Зуммер телефона ВЧ-связи прервал размышления Селивановского.
«Наверное, Абакумов», — подумал он, снял трубку и не ошибся, услышав хорошо знакомый голос руководителя военной контрразведки.
— Ну, Селивановский, и дурак же ты! Если своя башка не дорога, так о других подумай! Кто тебе дал право пулять свою писульку товарищу Сталину? Кто? Ты хоть соображаешь, что натворил? — распинал его Абакумов.
— Товарищ комиссар госбезопасности 3-го ранга, я готов ответить за каждое слово шифровки. Я готов понести…
— Он готов?! А пока отвечаю я! Только что нарком меня мордой по батарее возил! Говорит: у тебя не особисты, а анархисты! Что хотят, то и воротят! Кто тебе дал право меня и наркома посылать?! Кто?
— Товарищ комиссар госбезопасности 3-го ранга, я не хотел вас подставлять!..
— Чего?!..
— Я не хотел вас подставлять! Я отвечу за…
— Он ответит! Тоже мне адвокат нашелся!
— Товарищ комиссар госбезопасности 3-го ранга, ситуация на фронте критическая. Командующий Гордов не в состоянии взять ее под контроль. Его приказы дезорганизуют оборону и вносят…
— Да кто ты такой, чтобы давать такие оценки?! Кто? Я тебя спрашиваю? Кутузов? Суворов?
— Товарищ комиссар госбезопасности 3-го ранга, это не только моя, а и оценка подчиненных Гордова, — стоял на своем Селивановский. — У меня есть их показания, и они в один голос твердят: командующий не пользуется авторитетом, а своими действиями дезорганизует управление войсками.
— Да что ты заладил — «дезорганизует»! Он что, вредитель, предатель?
— Нет. Самодур, ни с кем и ни с чем не считается.
— И много у тебя таких показаний?
— Достаточно, в том числе генералов и офицеров штаба армии и фронта.
— Ладно, правдоруб, — сбавил тон Абакумов и уточнил: — Когда вылетаешь в Москву?
— С часу на час.
— Как только приземлишься, сразу ко мне.
— Товарищ комиссар госбезопасности 3-го ранга, а как быть с приказом наркома?
Абакумов задумался и после затянувшейся паузы спросил:
— Кто у тебя готовил шифровку?
— Майор Белоусов.
— Он как, язык за зубами держать умеет?
— Да.
— Возьми его с собой. Я пришлю за ним машину.
— Ясно! Есть!
— И обязательно прихвати показания военных на Гордова. Это твоя страховка.
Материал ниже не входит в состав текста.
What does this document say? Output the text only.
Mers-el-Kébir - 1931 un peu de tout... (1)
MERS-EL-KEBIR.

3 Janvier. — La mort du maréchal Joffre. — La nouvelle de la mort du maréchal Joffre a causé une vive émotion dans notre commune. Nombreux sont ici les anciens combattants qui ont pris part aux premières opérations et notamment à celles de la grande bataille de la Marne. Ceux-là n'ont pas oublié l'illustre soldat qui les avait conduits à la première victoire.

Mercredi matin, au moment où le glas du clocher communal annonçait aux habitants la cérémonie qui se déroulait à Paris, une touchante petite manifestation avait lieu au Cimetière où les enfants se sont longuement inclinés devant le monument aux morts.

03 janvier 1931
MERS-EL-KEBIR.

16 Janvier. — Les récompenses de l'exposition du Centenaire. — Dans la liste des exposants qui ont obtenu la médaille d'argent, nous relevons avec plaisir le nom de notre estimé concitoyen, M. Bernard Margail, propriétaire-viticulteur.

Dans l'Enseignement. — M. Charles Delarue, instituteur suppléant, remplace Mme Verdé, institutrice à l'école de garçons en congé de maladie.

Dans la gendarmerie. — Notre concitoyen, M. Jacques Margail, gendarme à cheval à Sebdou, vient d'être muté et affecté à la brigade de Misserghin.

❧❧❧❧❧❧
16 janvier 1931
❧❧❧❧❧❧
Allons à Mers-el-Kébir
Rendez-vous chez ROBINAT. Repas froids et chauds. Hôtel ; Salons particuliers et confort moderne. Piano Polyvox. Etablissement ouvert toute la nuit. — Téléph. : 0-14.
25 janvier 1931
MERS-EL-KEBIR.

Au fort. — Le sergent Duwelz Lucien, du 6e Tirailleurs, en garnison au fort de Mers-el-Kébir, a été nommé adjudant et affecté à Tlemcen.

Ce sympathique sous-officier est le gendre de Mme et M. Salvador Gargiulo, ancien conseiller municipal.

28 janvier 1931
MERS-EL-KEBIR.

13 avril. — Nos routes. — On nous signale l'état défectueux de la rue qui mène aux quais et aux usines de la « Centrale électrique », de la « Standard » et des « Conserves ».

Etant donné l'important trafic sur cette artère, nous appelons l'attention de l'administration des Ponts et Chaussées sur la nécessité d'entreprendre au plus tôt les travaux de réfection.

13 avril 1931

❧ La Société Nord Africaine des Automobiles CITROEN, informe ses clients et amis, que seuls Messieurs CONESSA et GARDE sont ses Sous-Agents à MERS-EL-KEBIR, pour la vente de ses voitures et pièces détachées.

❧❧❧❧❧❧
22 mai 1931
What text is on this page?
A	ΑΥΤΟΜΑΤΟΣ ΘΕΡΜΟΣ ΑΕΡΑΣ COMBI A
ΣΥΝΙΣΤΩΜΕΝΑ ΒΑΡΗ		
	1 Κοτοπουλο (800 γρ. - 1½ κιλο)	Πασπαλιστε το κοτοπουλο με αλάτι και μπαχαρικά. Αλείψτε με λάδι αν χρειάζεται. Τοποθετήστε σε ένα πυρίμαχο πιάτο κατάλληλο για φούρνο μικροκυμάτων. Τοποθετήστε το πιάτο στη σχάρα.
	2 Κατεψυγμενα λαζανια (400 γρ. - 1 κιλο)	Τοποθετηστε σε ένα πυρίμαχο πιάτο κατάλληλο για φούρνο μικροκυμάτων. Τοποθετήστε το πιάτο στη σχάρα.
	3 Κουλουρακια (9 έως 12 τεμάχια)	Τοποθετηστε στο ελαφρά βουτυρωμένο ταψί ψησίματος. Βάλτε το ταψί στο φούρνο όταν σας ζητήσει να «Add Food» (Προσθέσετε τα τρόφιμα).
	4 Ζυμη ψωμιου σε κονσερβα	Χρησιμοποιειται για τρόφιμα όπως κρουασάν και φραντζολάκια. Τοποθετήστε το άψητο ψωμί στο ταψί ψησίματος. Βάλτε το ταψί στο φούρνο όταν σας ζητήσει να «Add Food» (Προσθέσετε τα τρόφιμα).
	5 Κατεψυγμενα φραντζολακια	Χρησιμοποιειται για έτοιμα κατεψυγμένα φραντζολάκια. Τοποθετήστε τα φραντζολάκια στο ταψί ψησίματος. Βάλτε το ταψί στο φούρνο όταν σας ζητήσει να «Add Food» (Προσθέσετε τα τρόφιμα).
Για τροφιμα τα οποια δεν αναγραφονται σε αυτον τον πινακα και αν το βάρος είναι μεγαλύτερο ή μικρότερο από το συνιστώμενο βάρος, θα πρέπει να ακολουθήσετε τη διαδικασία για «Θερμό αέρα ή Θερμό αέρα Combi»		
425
— Я так и планировал, чтобы показать наркому.
— Не вздумай! Все, что можно, ты уже написал. Пусть Белоусов передаст их мне. Но об этом никому ни слова. Ты понял? — Так точно!
— И последнее, если хочешь сохранить свою безбашенную башку, при докладе наркому лишнего не болтать, прикуси язык, а там — куда кривая выведет.
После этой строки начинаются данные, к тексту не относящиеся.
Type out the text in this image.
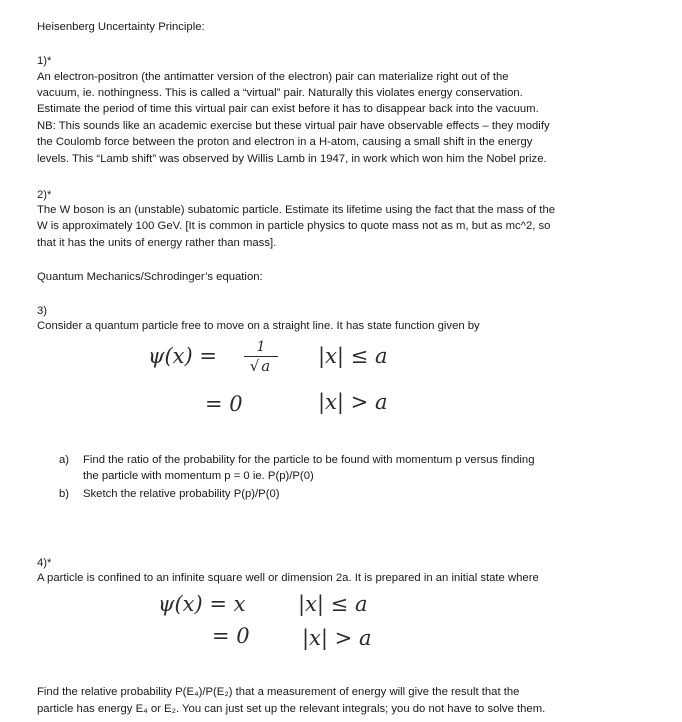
Heisenberg Uncertainty Principle:
1)*
An electron-positron (the antimatter version of the electron) pair can materialize right out of the
vacuum, ie. nothingness. This is called a “virtual” pair. Naturally this violates energy conservation.
Estimate the period of time this virtual pair can exist before it has to disappear back into the vacuum.
NB: This sounds like an academic exercise but these virtual pair have observable effects – they modify
the Coulomb force between the proton and electron in a H-atom, causing a small shift in the energy
levels. This “Lamb shift” was observed by Willis Lamb in 1947, in work which won him the Nobel prize.
2)*
The W boson is an (unstable) subatomic particle. Estimate its lifetime using the fact that the mass of the
W is approximately 100 GeV. [It is common in particle physics to quote mass not as m, but as mc^2, so
that it has the units of energy rather than mass].
Quantum Mechanics/Schrodinger’s equation:
3)
Consider a quantum particle free to move on a straight line. It has state function given by
ψ(x) =	1
√ a	|x| ≤ a
= 0	|x| > a
a) Find the ratio of the probability for the particle to be found with momentum p versus finding
the particle with momentum p = 0 ie. P(p)/P(0)
b) Sketch the relative probability P(p)/P(0)
4)*
A particle is confined to an infinite square well or dimension 2a. It is prepared in an initial state where
ψ(x) = x	|x| ≤ a
= 0 |x| > a
Find the relative probability P(E₄)/P(E₂) that a measurement of energy will give the result that the
particle has energy E₄ or E₂. You can just set up the relevant integrals; you do not have to solve them.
— Понял, товарищ комиссар госбезопасности 3-го ранга.
— Понял он. Эх, Коля, Коля, ну что тебе неймется, опять вылез.
— Так я же правду написал.
— Опять двадцать пять. Короче, не ерепенься перед наркомом, а с Гордовым есть кому и без тебя разбираться.
— Ясно!
— Ну раз ясно, то держись! — закончил разговор Абакумов. Селивановский с облегчением выдохнул, опустил трубку на аппарат, откинулся на спинку кресла и несколько минут оставался недвижим. Среди грозовых туч, сгустившихся над его головой, проглянул просвет. Абакумов не испугался гнева наркома, не отскочил в сторону и старался, как мог, смягчить удар. Селивановский снова и снова возвращался к разговору с ним, тщательно анализировал каждую произнесенную фразу, интонации в голосе и мысленно выстраивал предстоящий доклад у наркома. Стук в дверь отвлек его от этих мыслей. В кабинет вошел Белоусов и доложил о готовности самолета к вылету. Не мешкая, они выехали на аэродром. Фашистская авиация взяла «тайм-аут», и дорога заняла меньше двадцати минут.
Глубокой ночью 26 июля Селивановский и Белоусов заняли места в самолете и вылетели в Москву. Позади осталась полыхающая пожарищами линия фронта. В их багровых отблесках степь, изрезанная противотанковыми рвами и траншеями, напоминала тело человека, изуродованное шрамами. Самолет быстро набрал высоту, прошло несколько минут, и ночной мрак непроницаемым покрывалом укутал землю. Экипаж взял курс на север.